Was das für Nutzer bedeutet: Datenschutz in der Praxis

Die praktische Frage: Verbleiben meine Daten auf dem Gerät? Die Antwort hängt vollständig davon ab, welche Stufe die Aufgabe übernimmt. Apple bietet eine gewisse Transparenz, aber Sie können nicht direkt beobachten, welche Stufe für eine bestimmte Anfrage aktiviert wird.
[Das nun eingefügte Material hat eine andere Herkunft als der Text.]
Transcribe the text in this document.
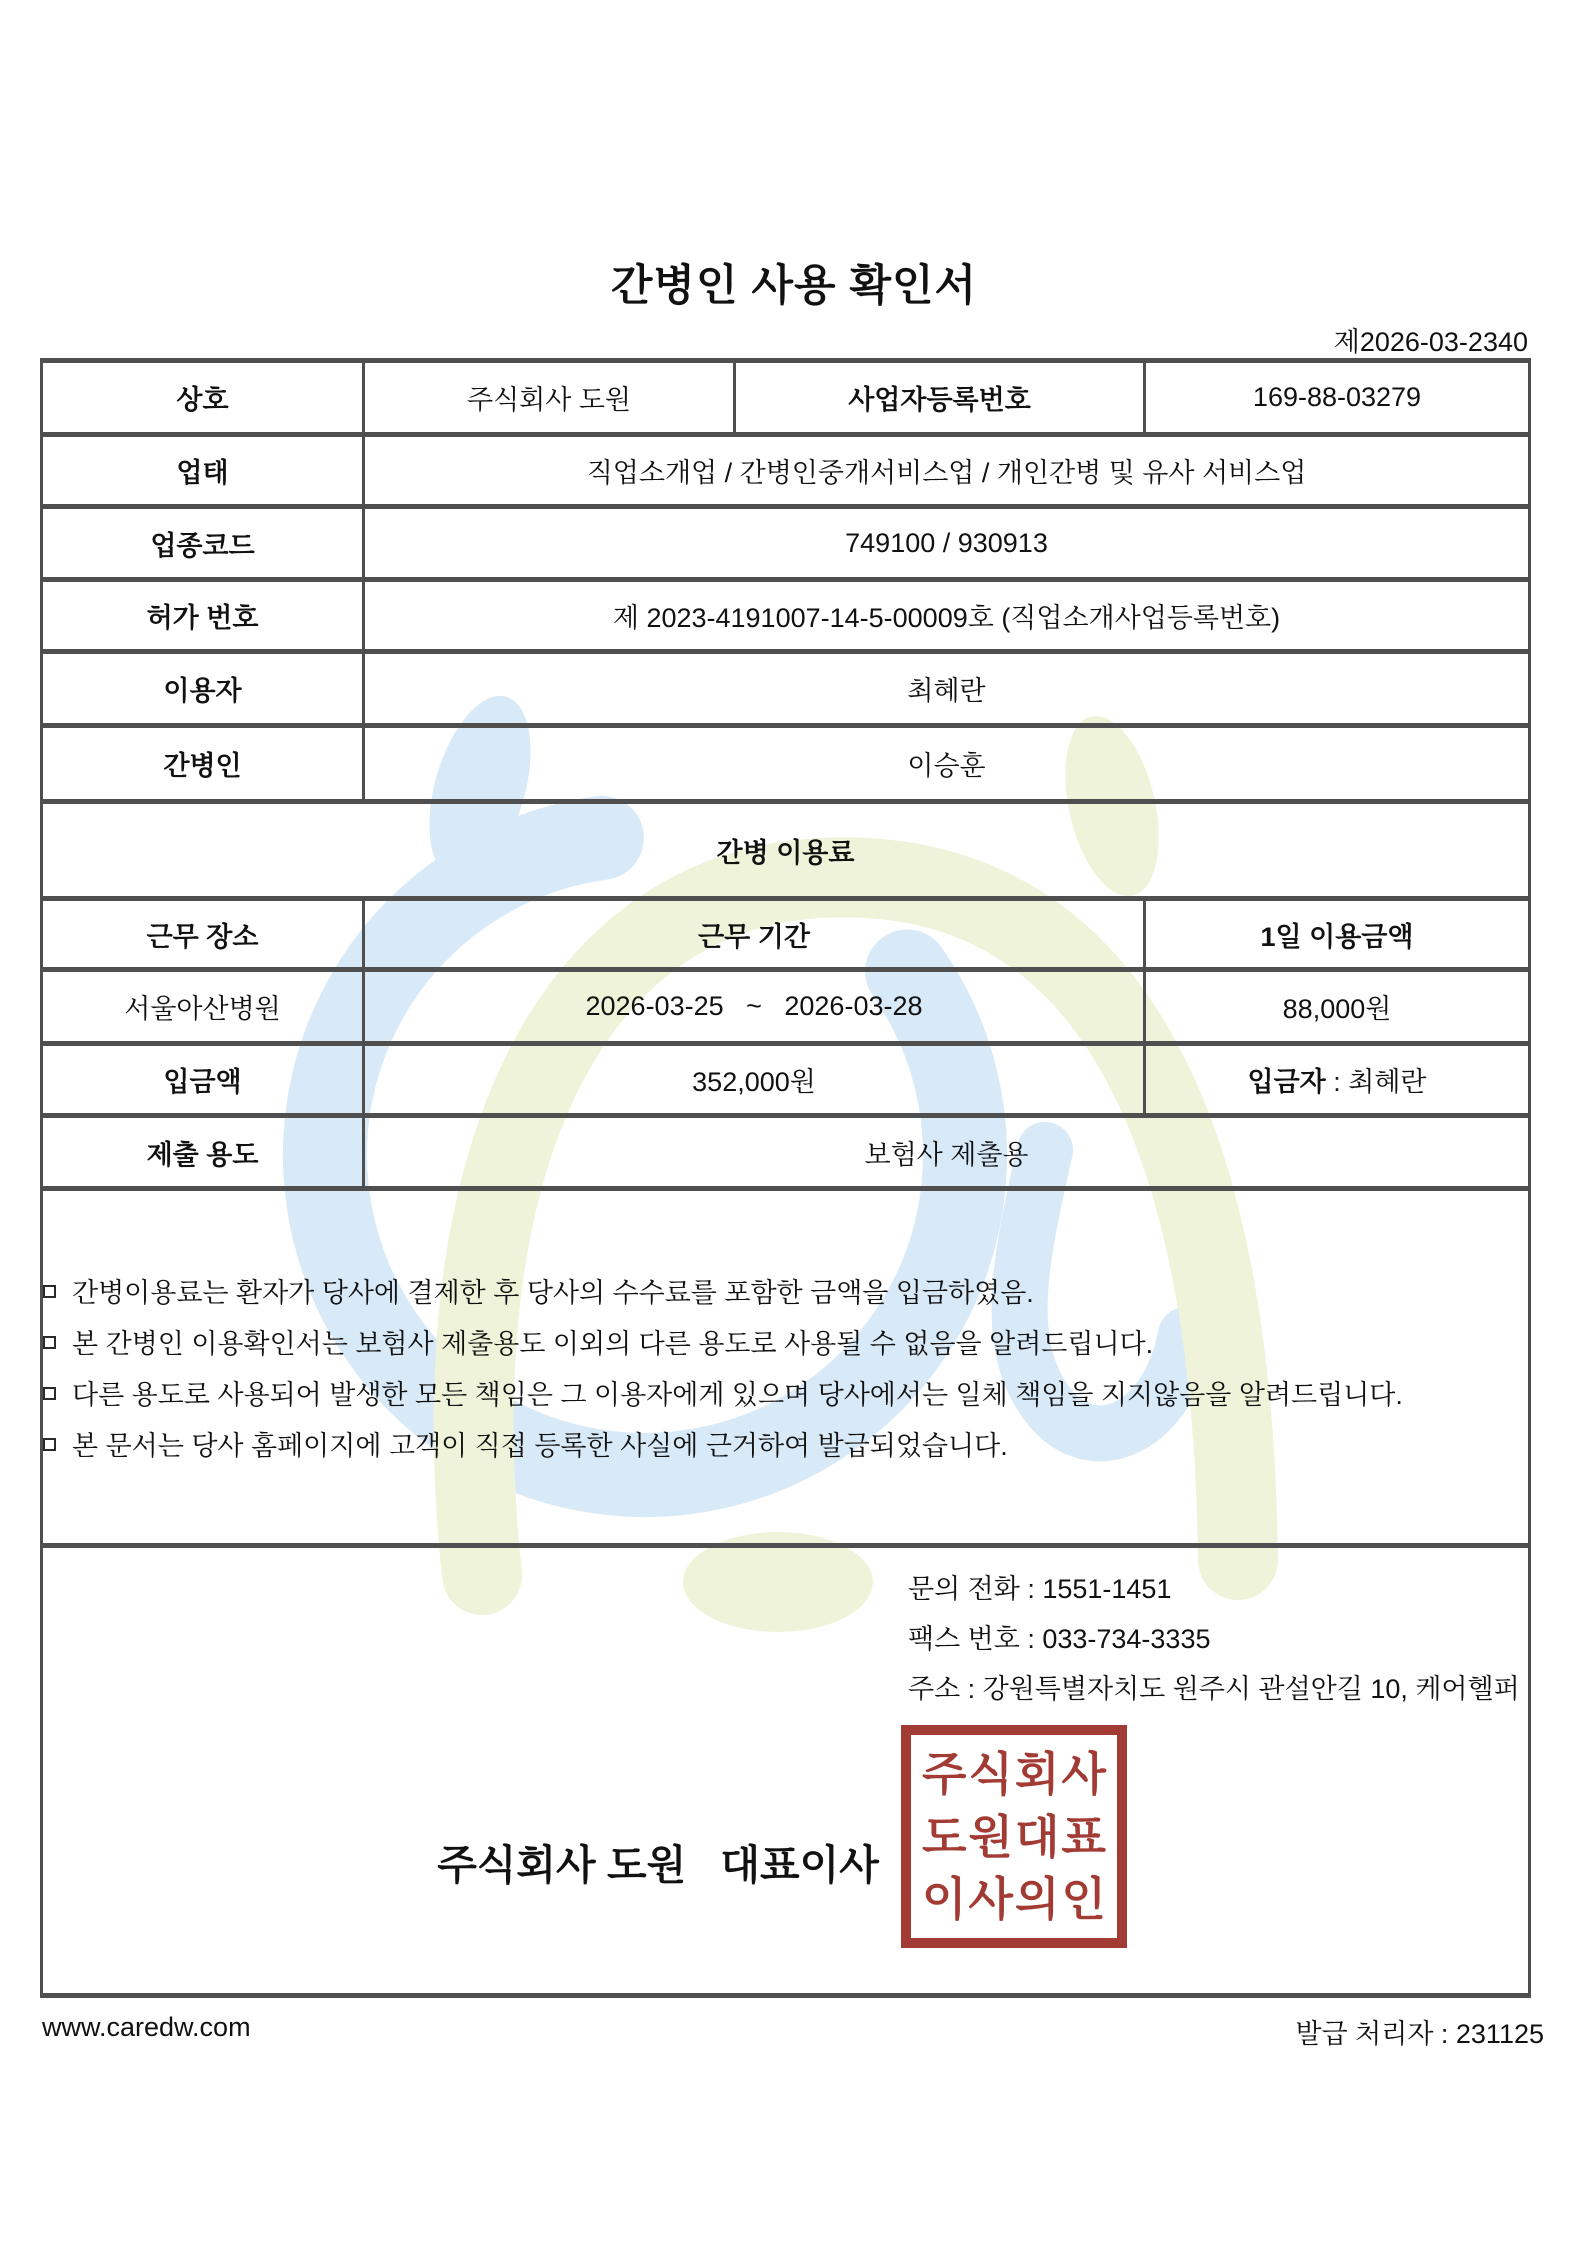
간병인 사용 확인서
제2026-03-2340
상호	주식회사 도원	사업자등록번호	169-88-03279
업태	직업소개업 / 간병인중개서비스업 / 개인간병 및 유사 서비스업		
업종코드	749100 / 930913		
허가 번호	제 2023-4191007-14-5-00009호 (직업소개사업등록번호)		
이용자	최혜란		
간병인	이승훈		
간병 이용료			
근무 장소	근무 기간		1일 이용금액
서울아산병원	2026-03-25   ~   2026-03-28		88,000원
입금액	352,000원		입금자 : 최혜란
제출 용도	보험사 제출용		

간병이용료는 환자가 당사에 결제한 후 당사의 수수료를 포함한 금액을 입금하였음.
본 간병인 이용확인서는 보험사 제출용도 이외의 다른 용도로 사용될 수 없음을 알려드립니다.
다른 용도로 사용되어 발생한 모든 책임은 그 이용자에게 있으며 당사에서는 일체 책임을 지지않음을 알려드립니다.
본 문서는 당사 홈페이지에 고객이 직접 등록한 사실에 근거하여 발급되었습니다.			

문의 전화 : 1551-1451
팩스 번호 : 033-734-3335
주소 : 강원특별자치도 원주시 관설안길 10, 케어헬퍼
주식회사 도원   대표이사
주 식 회 사
도 원 대 표
이 사 의 인
www.caredw.com	발급 처리자 : 231125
What you askWhich tier?Leaves device?Touches Google Cloud?
Diktat, Timer setzen, schnelle AntwortOn-DeviceNeinNein
Langen E-Mail-Thread zusammenfassenPCC oder Cloud ProJaMöglicherweise (Cloud Pro)
Komplexe Recherche oder kreatives SchreibenCloud ProJaJa
Selbst gehosteter LLM via OllamaIhre MaschineNiemalsNiemals

Medizinische Notizen, Rechtsdokumente und vertrauliche Geschäftsdaten sollten nicht in Apple Intelligence eingegeben werden, wenn Sie nicht sicherstellen können, dass die On-Device-Stufe genutzt wird. Für verifizierte Datenspeicherung sind selbst gehostete lokale LLMs die einzige bestätigte Option.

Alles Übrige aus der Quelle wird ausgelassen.